Es war der meistverspottete Propaganda-Slogan der Ulbricht-Regierung, deren Kurs in den Sechzigerjahren darauf ausgerichtet war, den Westen im Pro-Kopf-Verbrauch an Konsumgütern zu „überholen“. Der ursprüngliche Hintergrund war allerdings wissenschaftlicher Natur. Das Zitat „Überholen, ohne einzuholen“ stammt nämlich vom damaligen Vorsitzenden des DDR-Forschungsrates, Peter-Adolph Thiessen (1899–1990). Der Chemieprofessor und Atomforscher hatte sich in Vorträgen mit Fragen der Effizienz beschäftigt. Dazu zeichnete er einen Kreis, welcher von einer geraden Linie durchschnitten wurde.
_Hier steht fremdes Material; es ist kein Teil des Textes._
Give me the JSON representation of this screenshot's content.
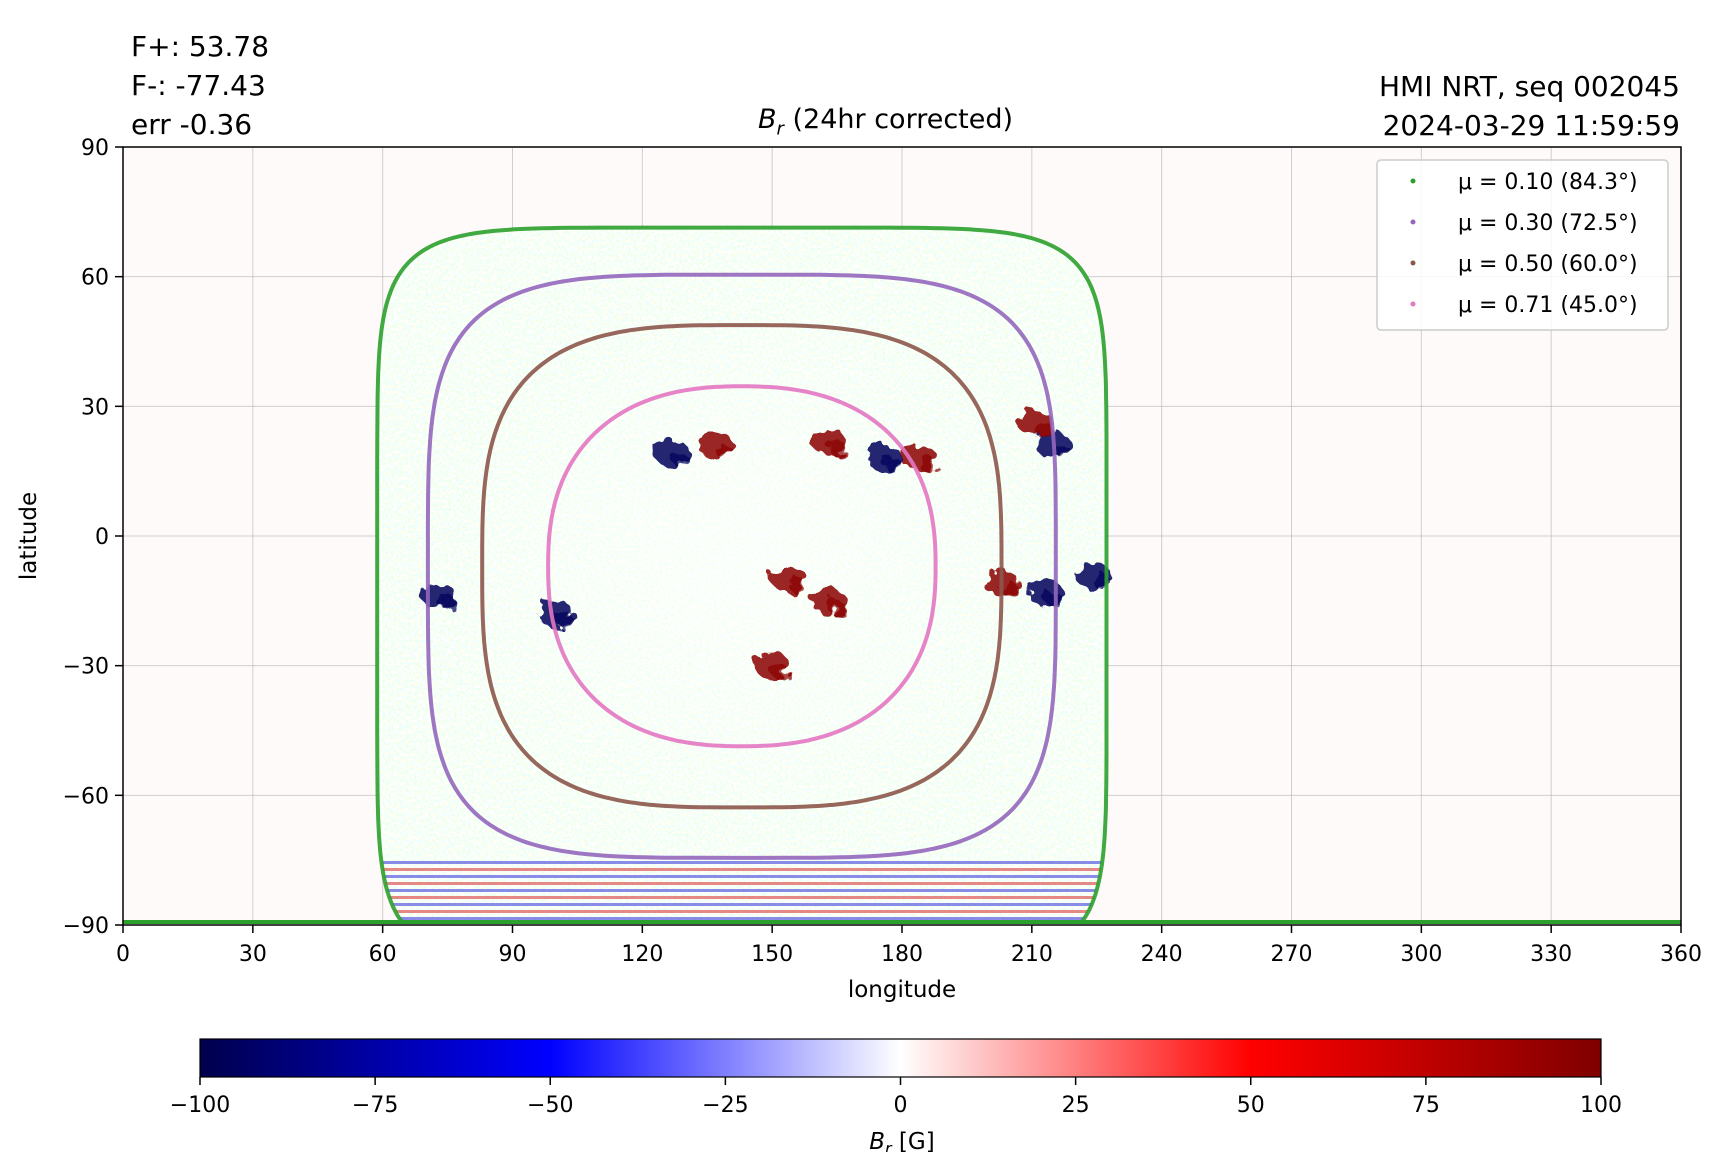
{
  "header": {
    "stats": [
      "F+: 53.78",
      "F-: -77.43",
      "err -0.36"
    ],
    "source": "HMI NRT, seq 002045",
    "timestamp": "2024-03-29 11:59:59",
    "title_symbol": "B",
    "title_sub": "r",
    "title_rest": " (24hr corrected)"
  },
  "chart_data": {
    "type": "heatmap",
    "title": "B_r (24hr corrected)",
    "xlabel": "longitude",
    "ylabel": "latitude",
    "xlim": [
      0,
      360
    ],
    "ylim": [
      -90,
      90
    ],
    "xticks": [
      0,
      30,
      60,
      90,
      120,
      150,
      180,
      210,
      240,
      270,
      300,
      330,
      360
    ],
    "yticks": [
      -90,
      -60,
      -30,
      0,
      30,
      60,
      90
    ],
    "ytick_labels": [
      "−90",
      "−60",
      "−30",
      "0",
      "30",
      "60",
      "90"
    ],
    "grid": true,
    "legend_position": "top-right",
    "disk_center_longitude": 143,
    "disk_center_latitude": -7,
    "series": [
      {
        "name": "μ = 0.10 (84.3°)",
        "mu": 0.1,
        "angle_deg": 84.3,
        "color": "#2ca02c"
      },
      {
        "name": "μ = 0.30 (72.5°)",
        "mu": 0.3,
        "angle_deg": 72.5,
        "color": "#9467bd"
      },
      {
        "name": "μ = 0.50 (60.0°)",
        "mu": 0.5,
        "angle_deg": 60.0,
        "color": "#8c564b"
      },
      {
        "name": "μ = 0.71 (45.0°)",
        "mu": 0.71,
        "angle_deg": 45.0,
        "color": "#e377c2"
      }
    ],
    "active_regions": [
      {
        "lon": 137,
        "lat": 21,
        "polarity": "positive"
      },
      {
        "lon": 127,
        "lat": 19,
        "polarity": "negative"
      },
      {
        "lon": 163,
        "lat": 22,
        "polarity": "positive"
      },
      {
        "lon": 184,
        "lat": 18,
        "polarity": "positive"
      },
      {
        "lon": 176,
        "lat": 18,
        "polarity": "negative"
      },
      {
        "lon": 215,
        "lat": 21,
        "polarity": "negative"
      },
      {
        "lon": 211,
        "lat": 26,
        "polarity": "positive"
      },
      {
        "lon": 203,
        "lat": -11,
        "polarity": "positive"
      },
      {
        "lon": 213,
        "lat": -13,
        "polarity": "negative"
      },
      {
        "lon": 224,
        "lat": -9,
        "polarity": "negative"
      },
      {
        "lon": 73,
        "lat": -14,
        "polarity": "negative"
      },
      {
        "lon": 154,
        "lat": -10,
        "polarity": "positive"
      },
      {
        "lon": 163,
        "lat": -15,
        "polarity": "positive"
      },
      {
        "lon": 150,
        "lat": -30,
        "polarity": "positive"
      },
      {
        "lon": 100,
        "lat": -18,
        "polarity": "negative"
      }
    ],
    "colorbar": {
      "label_symbol": "B",
      "label_sub": "r",
      "label_unit": " [G]",
      "min": -100,
      "max": 100,
      "ticks": [
        -100,
        -75,
        -50,
        -25,
        0,
        25,
        50,
        75,
        100
      ],
      "tick_labels": [
        "−100",
        "−75",
        "−50",
        "−25",
        "0",
        "25",
        "50",
        "75",
        "100"
      ],
      "colormap": "seismic",
      "colors": [
        "#00004c",
        "#0000ff",
        "#ffffff",
        "#ff0000",
        "#7f0000"
      ]
    }
  }
}
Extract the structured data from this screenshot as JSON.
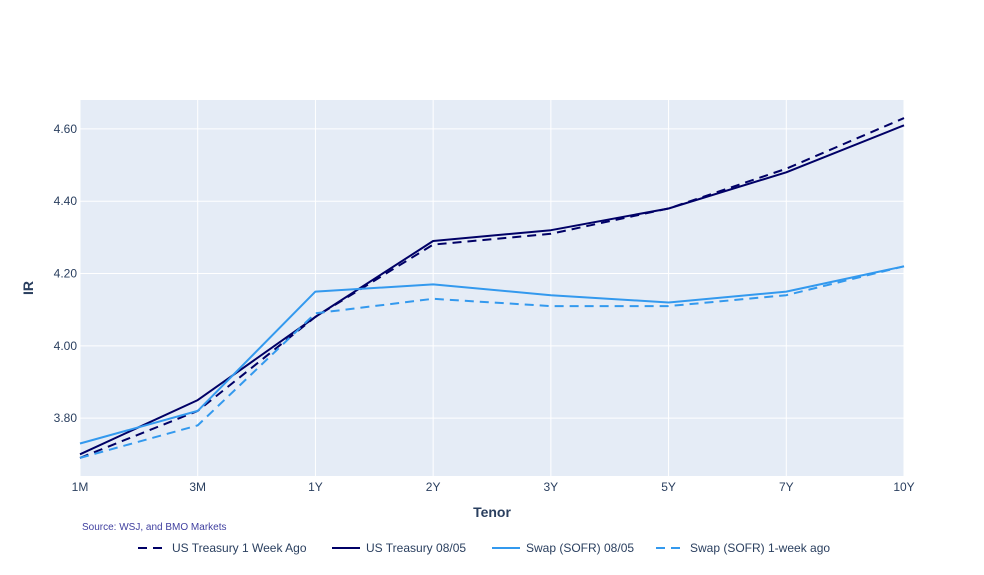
{
  "chart_data": {
    "type": "line",
    "title": "",
    "xlabel": "Tenor",
    "ylabel": "IR",
    "categories": [
      "1M",
      "3M",
      "1Y",
      "2Y",
      "3Y",
      "5Y",
      "7Y",
      "10Y"
    ],
    "ylim": [
      3.64,
      4.68
    ],
    "yticks": [
      3.8,
      4.0,
      4.2,
      4.4,
      4.6
    ],
    "ytick_labels": [
      "3.80",
      "4.00",
      "4.20",
      "4.40",
      "4.60"
    ],
    "grid": true,
    "legend_position": "bottom",
    "source": "Source: WSJ, and BMO Markets",
    "plot_background": "#e5ecf6",
    "series": [
      {
        "name": "US Treasury 1 Week Ago",
        "color": "#000066",
        "dash": "dash",
        "values": [
          3.69,
          3.82,
          4.08,
          4.28,
          4.31,
          4.38,
          4.49,
          4.63
        ]
      },
      {
        "name": "US Treasury 08/05",
        "color": "#000066",
        "dash": "solid",
        "values": [
          3.7,
          3.85,
          4.08,
          4.29,
          4.32,
          4.38,
          4.48,
          4.61
        ]
      },
      {
        "name": "Swap (SOFR) 08/05",
        "color": "#3399ee",
        "dash": "solid",
        "values": [
          3.73,
          3.82,
          4.15,
          4.17,
          4.14,
          4.12,
          4.15,
          4.22
        ]
      },
      {
        "name": "Swap (SOFR) 1-week ago",
        "color": "#3399ee",
        "dash": "dash",
        "values": [
          3.69,
          3.78,
          4.09,
          4.13,
          4.11,
          4.11,
          4.14,
          4.22
        ]
      }
    ]
  }
}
Nun stelle man sich zwei Objekte vor, die den Kreis von Schnittpunkt zu Schnittpunkt durchqueren. Das eine, etwas schnellere, bewegt sich auf der Kreisbahn, das andere, langsamere, auf der Geraden. Welches ist früher am Ziel? Unter bestimmten Voraussetzungen ist es das, welches den direkten und damit kürzeren Weg nutzt. Auf die Wirtschaftspraxis übertragen, bedeutete das: Die DDR solle sich nicht bemühen, die BRD auf deren Weg einholen zu wollen. Vielmehr sollte sie ihre Kräfte auf einen eigenen, direkten Weg zum wirtschaftlichen Ziel konzentrieren. Ulbrichts Propagandastrategen gefiel das. Sie beschränkten sich allerdings auf die Kurzversion – und die eigentliche Aussage geriet in Vergessenheit.